If, after all of the above, you’ve decided you want to hire a Twitter manager, you need to make sure to vet them properly. You don’t want to hire a lowball bidder simply because they’re cheap, because they might not know what they’re doing, or they might use black hat techniques and wreck your brand. Make sure they know their stuff. I’ve listed here a handful of questions you can ask, though this is by no means a comprehensive list.

Hiring ChecklistAsk them for past clients, and scan them for fake followers. This will give you an idea whether or not they’re using bot techniques to artificially grow a profile. It’s also a sign that they aren’t really sure of what they’re doing. If you find one with significant fakes, ask them to explain. If they deflect, they’re probably lying about how they operate, and you should pass on hiring them.

Ask them how they’re going to match your brand voice. Maintaining a consistent tone for your brand, between your blog and your social media, and across social media platforms, is especially important. Most decent copywriters will have no trouble with doing this, and will talk about how they have a history of doing exactly that and that they’ll read and research your existing content. They may also offer suggestions for gradually improving your brand voice to be more engaging.

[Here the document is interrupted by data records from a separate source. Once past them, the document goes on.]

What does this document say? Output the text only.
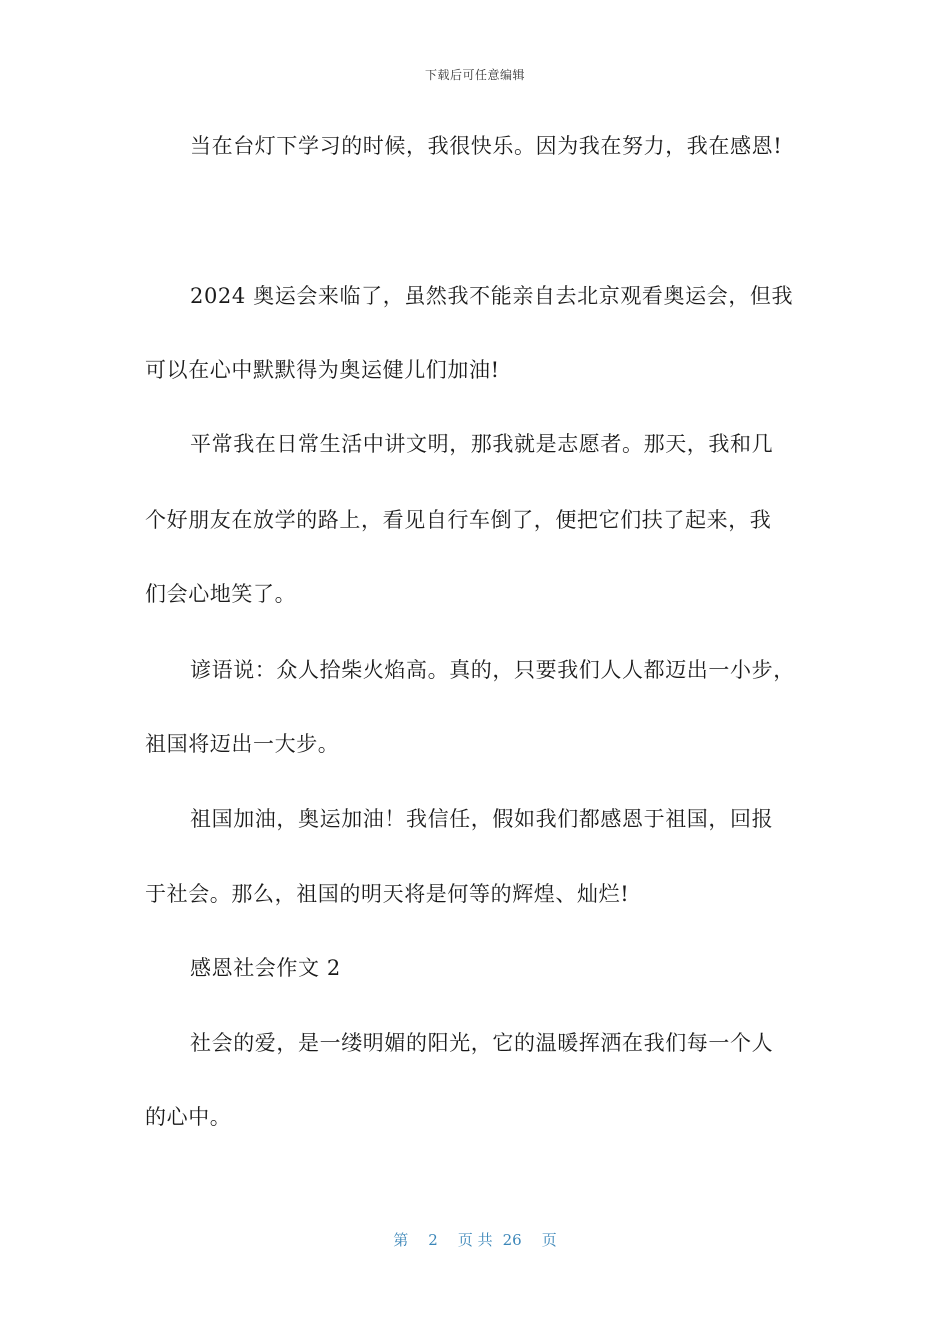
下载后可任意编辑
当在台灯下学习的时候，我很快乐。因为我在努力，我在感恩!
2024 奥运会来临了，虽然我不能亲自去北京观看奥运会，但我
可以在心中默默得为奥运健儿们加油!
平常我在日常生活中讲文明，那我就是志愿者。那天，我和几
个好朋友在放学的路上，看见自行车倒了，便把它们扶了起来，我
们会心地笑了。
谚语说：众人拾柴火焰高。真的，只要我们人人都迈出一小步，
祖国将迈出一大步。
祖国加油，奥运加油！我信任，假如我们都感恩于祖国，回报
于社会。那么，祖国的明天将是何等的辉煌、灿烂!
感恩社会作文 2
社会的爱，是一缕明媚的阳光，它的温暖挥洒在我们每一个人
的心中。
第 2 页 共 26 页
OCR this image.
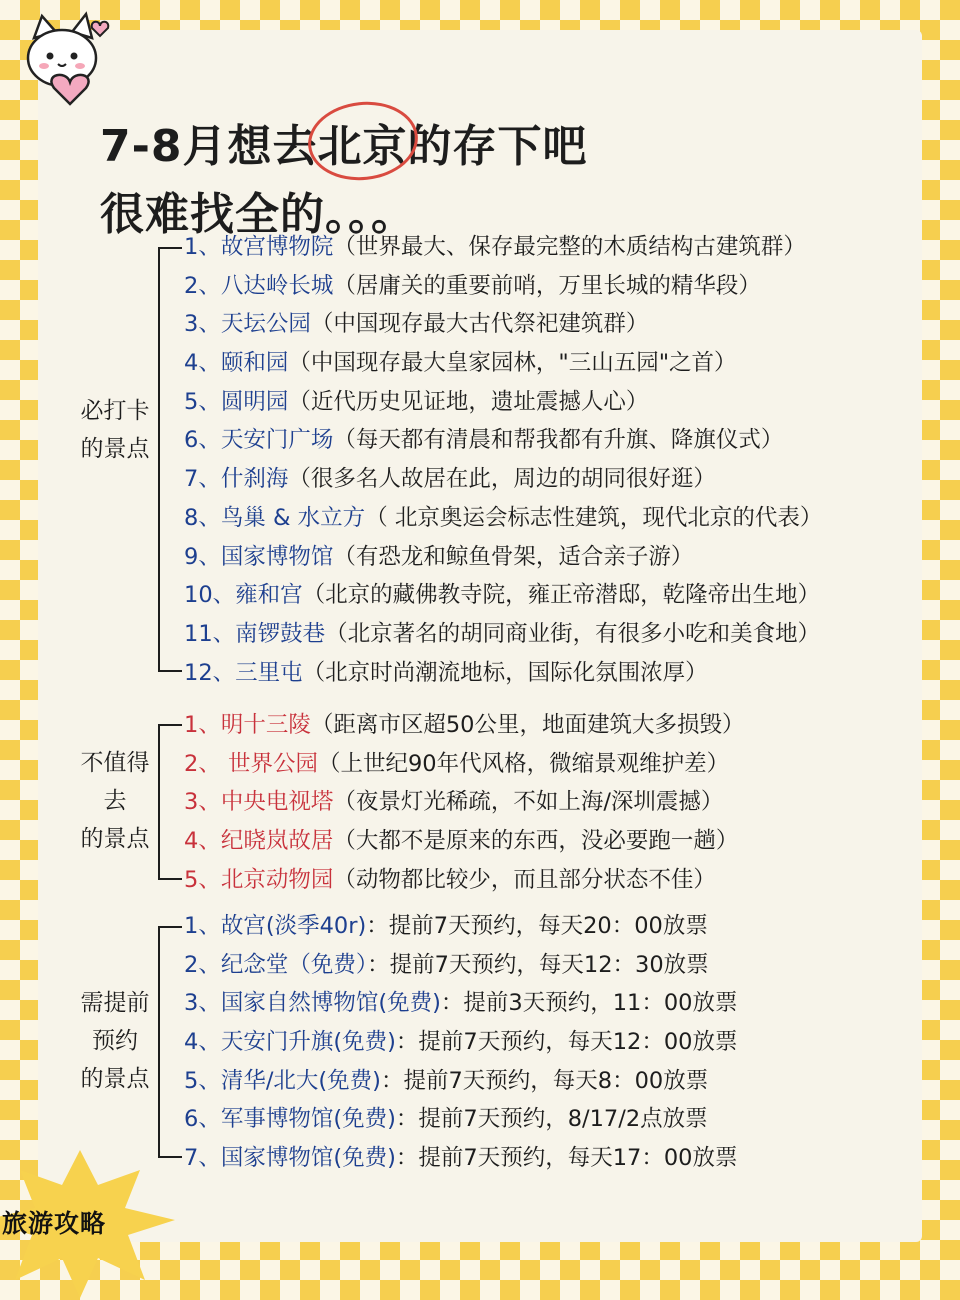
7-8月想去北京的存下吧
很难找全的。。。
必打卡
的景点
1、故宫博物院（世界最大、保存最完整的木质结构古建筑群）
2、八达岭长城（居庸关的重要前哨，万里长城的精华段）
3、天坛公园（中国现存最大古代祭祀建筑群）
4、颐和园（中国现存最大皇家园林，"三山五园"之首）
5、圆明园（近代历史见证地，遗址震撼人心）
6、天安门广场（每天都有清晨和帮我都有升旗、降旗仪式）
7、什刹海（很多名人故居在此，周边的胡同很好逛）
8、鸟巢 & 水立方（ 北京奥运会标志性建筑，现代北京的代表）
9、国家博物馆（有恐龙和鲸鱼骨架，适合亲子游）
10、雍和宫（北京的藏佛教寺院，雍正帝潜邸，乾隆帝出生地）
11、南锣鼓巷（北京著名的胡同商业街，有很多小吃和美食地）
12、三里屯（北京时尚潮流地标，国际化氛围浓厚）
不值得
去
的景点
1、明十三陵（距离市区超50公里，地面建筑大多损毁）
2、 世界公园（上世纪90年代风格，微缩景观维护差）
3、中央电视塔（夜景灯光稀疏，不如上海/深圳震撼）
4、纪晓岚故居（大都不是原来的东西，没必要跑一趟）
5、北京动物园（动物都比较少，而且部分状态不佳）
需提前
预约
的景点
1、故宫(淡季40r)：提前7天预约，每天20：00放票
2、纪念堂（免费）：提前7天预约，每天12：30放票
3、国家自然博物馆(免费)：提前3天预约，11：00放票
4、天安门升旗(免费)：提前7天预约，每天12：00放票
5、清华/北大(免费)：提前7天预约，每天8：00放票
6、军事博物馆(免费)：提前7天预约，8/17/2点放票
7、国家博物馆(免费)：提前7天预约，每天17：00放票
旅游攻略
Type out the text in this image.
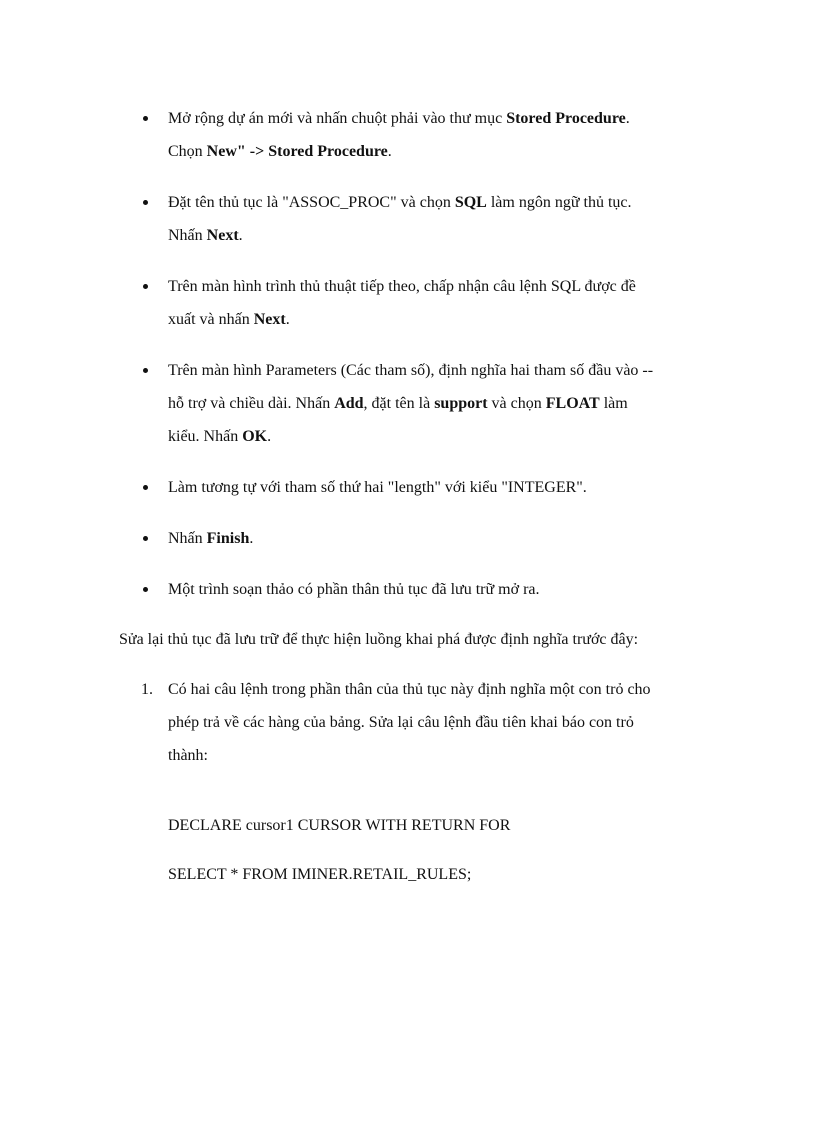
Mở rộng dự án mới và nhấn chuột phải vào thư mục Stored Procedure.
Chọn New" -> Stored Procedure.
Đặt tên thủ tục là "ASSOC_PROC" và chọn SQL làm ngôn ngữ thủ tục.
Nhấn Next.
Trên màn hình trình thủ thuật tiếp theo, chấp nhận câu lệnh SQL được đề
xuất và nhấn Next.
Trên màn hình Parameters (Các tham số), định nghĩa hai tham số đầu vào --
hỗ trợ và chiều dài. Nhấn Add, đặt tên là support và chọn FLOAT làm
kiểu. Nhấn OK.
Làm tương tự với tham số thứ hai "length" với kiểu "INTEGER".
Nhấn Finish.
Một trình soạn thảo có phần thân thủ tục đã lưu trữ mở ra.

Sửa lại thủ tục đã lưu trữ để thực hiện luồng khai phá được định nghĩa trước đây:

1. Có hai câu lệnh trong phần thân của thủ tục này định nghĩa một con trỏ cho
phép trả về các hàng của bảng. Sửa lại câu lệnh đầu tiên khai báo con trỏ
thành:
DECLARE cursor1 CURSOR WITH RETURN FOR
SELECT * FROM IMINER.RETAIL_RULES;
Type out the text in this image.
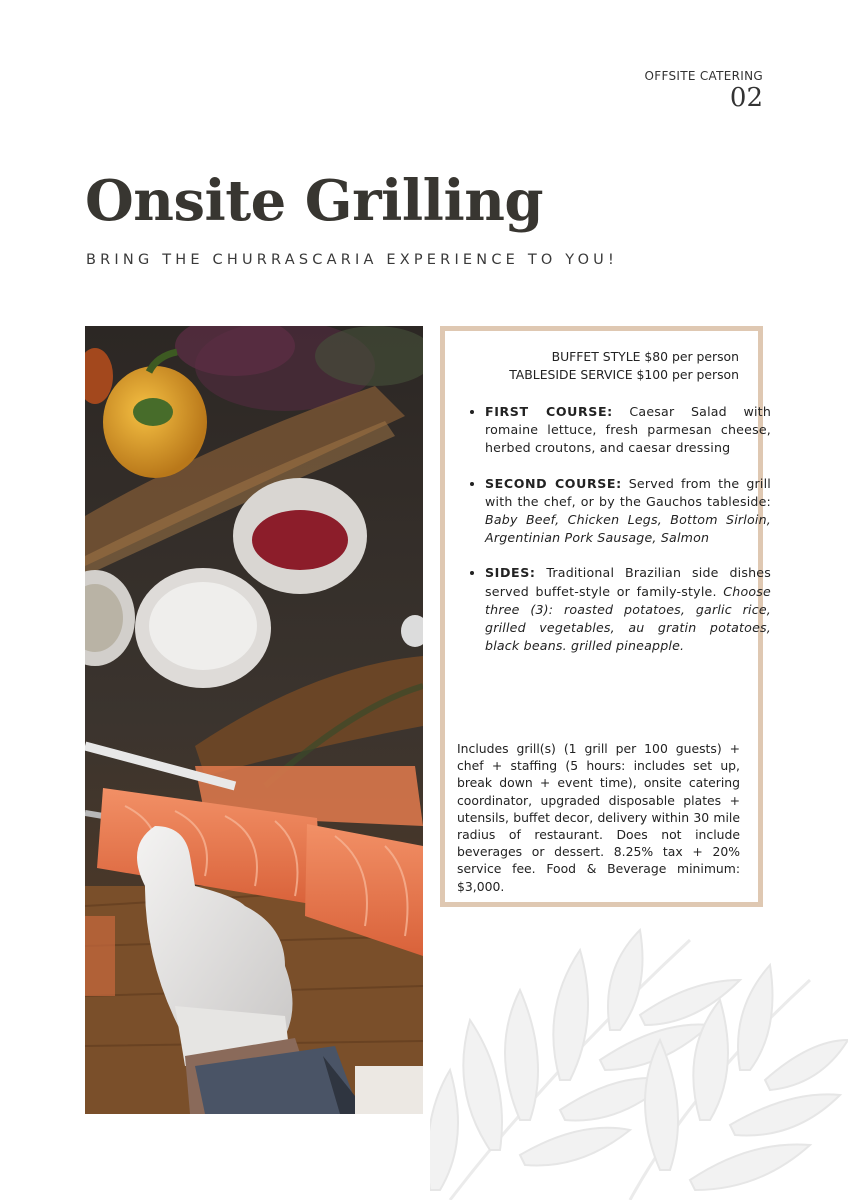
OFFSITE CATERING
02
Onsite Grilling
BRING THE CHURRASCARIA EXPERIENCE TO YOU!
BUFFET STYLE $80 per person
TABLESIDE SERVICE $100 per person
• FIRST COURSE: Caesar Salad with romaine lettuce, fresh parmesan cheese, herbed croutons, and caesar dressing
• SECOND COURSE: Served from the grill with the chef, or by the Gauchos tableside: Baby Beef, Chicken Legs, Bottom Sirloin, Argentinian Pork Sausage, Salmon
• SIDES: Traditional Brazilian side dishes served buffet-style or family-style. Choose three (3): roasted potatoes, garlic rice, grilled vegetables, au gratin potatoes, black beans. grilled pineapple.
Includes grill(s) (1 grill per 100 guests) + chef + staffing (5 hours: includes set up, break down + event time), onsite catering coordinator, upgraded disposable plates + utensils, buffet decor, delivery within 30 mile radius of restaurant. Does not include beverages or dessert. 8.25% tax + 20% service fee. Food & Beverage minimum: $3,000.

Ask them what tools they use, and research those tools. There are two reasons for this question. The first is because it will tell you what sort of tools they use, and whether or not they use any at all. Good marketers will at least use a couple of tools, like a dashboard manager and an analytics suite. The other reason to ask is to make sure they aren’t using tools you wouldn’t want to touch your profiles. TurboFanGenerator3000 might be a powerful tool but you can bet it’s not going to do nice things to your profile. If they deflect and say they use proprietary tools, drop them.

Ask them how they identify and engage with influencers. As I mentioned, influencer marketing is the next big thing in social media. It’s even more important than content marketing in a sense, so your chosen Twitter manager really needs to know how to do it. Also, if they happen to have any industry connections they can leverage to get your foot in the door, all the better for you.

Ask them how often they will provide reports. You can also discuss how working with them would actually work, what kind of input they expect, what kind of input you expect to have, and what your key performance indicators are. This isn’t the sort of question you ask when you’re not sure about them, though. It’s more of a “you probably have the job, but let’s see if our workflows are compatible” sort of question.

Ask them about their experience with ads. This is of critical importance if you want them to be managing your PPC advertising, and it’s a lot less important if you’re keeping that to yourself and just having them manage your organic content. Decide which it is and talk to them about it.